You can find a list of things to think about when having difficult conversations here:
Recording is important because it means you:
- have an accurate record of what was discussed and the actions agreed
- have a record of any disagreements
- can benchmark and audit the quality of supervision
- can use the information for performance management.
Be specific when you record your supervision sessions as it’s a great way to make sure you capture the evidence effectively.
At the end of each session, or as soon as possible afterwards, you and your supervisee should sign and date the record to confirm it’s accurate. You will both need to keep a copy of the record – it can be a hard or electronic copy. You may want to keep your copy in a supervision or personal staff file.
Here is an example of an outcome-focused supervision record:
Supervision standards and regulatory requirements
Regulation and Inspection of Social Care (Wales) Act 2016
Regulation 36 of the Act states that: “The service provider must ensure that any person working at the service (including a person allowed to work as a volunteer):
“receives appropriate supervision and appraisal”.
The accompanying guidance provides more information, stating:
“Staff receive supervision in their role to help them reflect on their practice and to make sure their professional competence is maintained. This includes feedback about their performance from individuals using the service
“Staff meet for one to one supervision with their line manager or equivalent officer, or a more senior member of staff, no less than quarterly”.
National Minimum Standards for Regulated Childcare
While not all early years and childcare settings are regulated by Care Inspectorate Wales, it’s good practice for settings to follow the guidance set out in the National Minimum Standards for Regulated Childcare.
The guidance states: “All paid staff receive regular one-to-one supervision which encourages them to think about the quality of their practice and raise any safeguarding concerns. They also receive formal appraisal at least once a year”.
Code of Professional Practice
The Code of Professional Practice for Social Care Workers tells social care workers: “you must be accountable for the quality of your work and take responsibility for maintaining and developing knowledge and skills”.

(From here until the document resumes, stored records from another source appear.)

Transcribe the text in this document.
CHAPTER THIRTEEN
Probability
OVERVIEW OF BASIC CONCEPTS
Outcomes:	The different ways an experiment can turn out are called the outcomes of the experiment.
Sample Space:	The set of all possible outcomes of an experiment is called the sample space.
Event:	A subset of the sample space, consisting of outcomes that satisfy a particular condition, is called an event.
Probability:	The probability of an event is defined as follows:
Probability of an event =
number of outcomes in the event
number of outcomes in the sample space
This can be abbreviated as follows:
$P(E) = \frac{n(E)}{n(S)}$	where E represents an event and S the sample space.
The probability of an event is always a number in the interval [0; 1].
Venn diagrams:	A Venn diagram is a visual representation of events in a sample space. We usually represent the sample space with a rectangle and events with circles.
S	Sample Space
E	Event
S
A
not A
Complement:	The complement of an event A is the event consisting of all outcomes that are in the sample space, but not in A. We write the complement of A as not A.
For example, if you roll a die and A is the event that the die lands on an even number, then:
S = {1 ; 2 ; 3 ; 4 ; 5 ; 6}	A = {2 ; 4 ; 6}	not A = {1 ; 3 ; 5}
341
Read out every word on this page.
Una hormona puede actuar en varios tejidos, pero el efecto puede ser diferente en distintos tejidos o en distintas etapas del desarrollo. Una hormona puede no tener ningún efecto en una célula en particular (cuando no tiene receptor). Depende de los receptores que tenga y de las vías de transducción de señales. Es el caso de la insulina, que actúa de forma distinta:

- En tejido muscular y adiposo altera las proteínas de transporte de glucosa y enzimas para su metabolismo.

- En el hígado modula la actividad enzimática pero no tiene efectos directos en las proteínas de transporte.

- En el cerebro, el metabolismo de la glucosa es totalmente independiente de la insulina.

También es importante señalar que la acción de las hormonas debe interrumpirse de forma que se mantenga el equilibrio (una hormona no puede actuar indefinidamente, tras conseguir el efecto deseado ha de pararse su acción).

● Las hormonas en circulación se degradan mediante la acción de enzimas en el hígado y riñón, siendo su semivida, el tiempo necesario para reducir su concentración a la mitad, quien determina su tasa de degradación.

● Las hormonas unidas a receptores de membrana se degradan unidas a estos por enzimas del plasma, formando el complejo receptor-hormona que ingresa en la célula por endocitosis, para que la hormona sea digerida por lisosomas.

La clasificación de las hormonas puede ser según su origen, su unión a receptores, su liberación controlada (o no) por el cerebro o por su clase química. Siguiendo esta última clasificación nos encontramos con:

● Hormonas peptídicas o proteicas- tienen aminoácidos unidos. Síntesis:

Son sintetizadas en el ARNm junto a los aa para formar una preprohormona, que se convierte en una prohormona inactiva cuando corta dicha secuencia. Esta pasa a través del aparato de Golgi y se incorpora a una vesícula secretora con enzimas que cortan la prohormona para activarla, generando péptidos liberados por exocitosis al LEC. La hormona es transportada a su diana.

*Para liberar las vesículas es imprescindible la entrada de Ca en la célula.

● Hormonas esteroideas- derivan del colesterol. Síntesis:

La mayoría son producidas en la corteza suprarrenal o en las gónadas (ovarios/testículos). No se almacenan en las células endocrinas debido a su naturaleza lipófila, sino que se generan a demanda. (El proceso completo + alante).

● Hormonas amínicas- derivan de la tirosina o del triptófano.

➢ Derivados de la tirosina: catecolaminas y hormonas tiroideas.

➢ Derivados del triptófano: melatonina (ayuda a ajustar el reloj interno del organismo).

The Code tells managers they must provide “supervision and appraisal to support and motivate staff to meet their role, responsibilities and accountabilities”.
While supervision is essential, its quality and ‘feel’ are shaped and influenced by workplace culture. Staff can view supervision negatively if they associate it with fear and blame.
Code of Practice for Social Care Employers
The Code of Practice for Social Care Employers states that employers must:
- “Have effective arrangements for management and supervision of workers to promote best practice and good conduct and support workers to improve their performance. This includes making sure that workers are fit to practice.
- “Provide effective, regular supervision to workers to support them to develop through reflective practice.”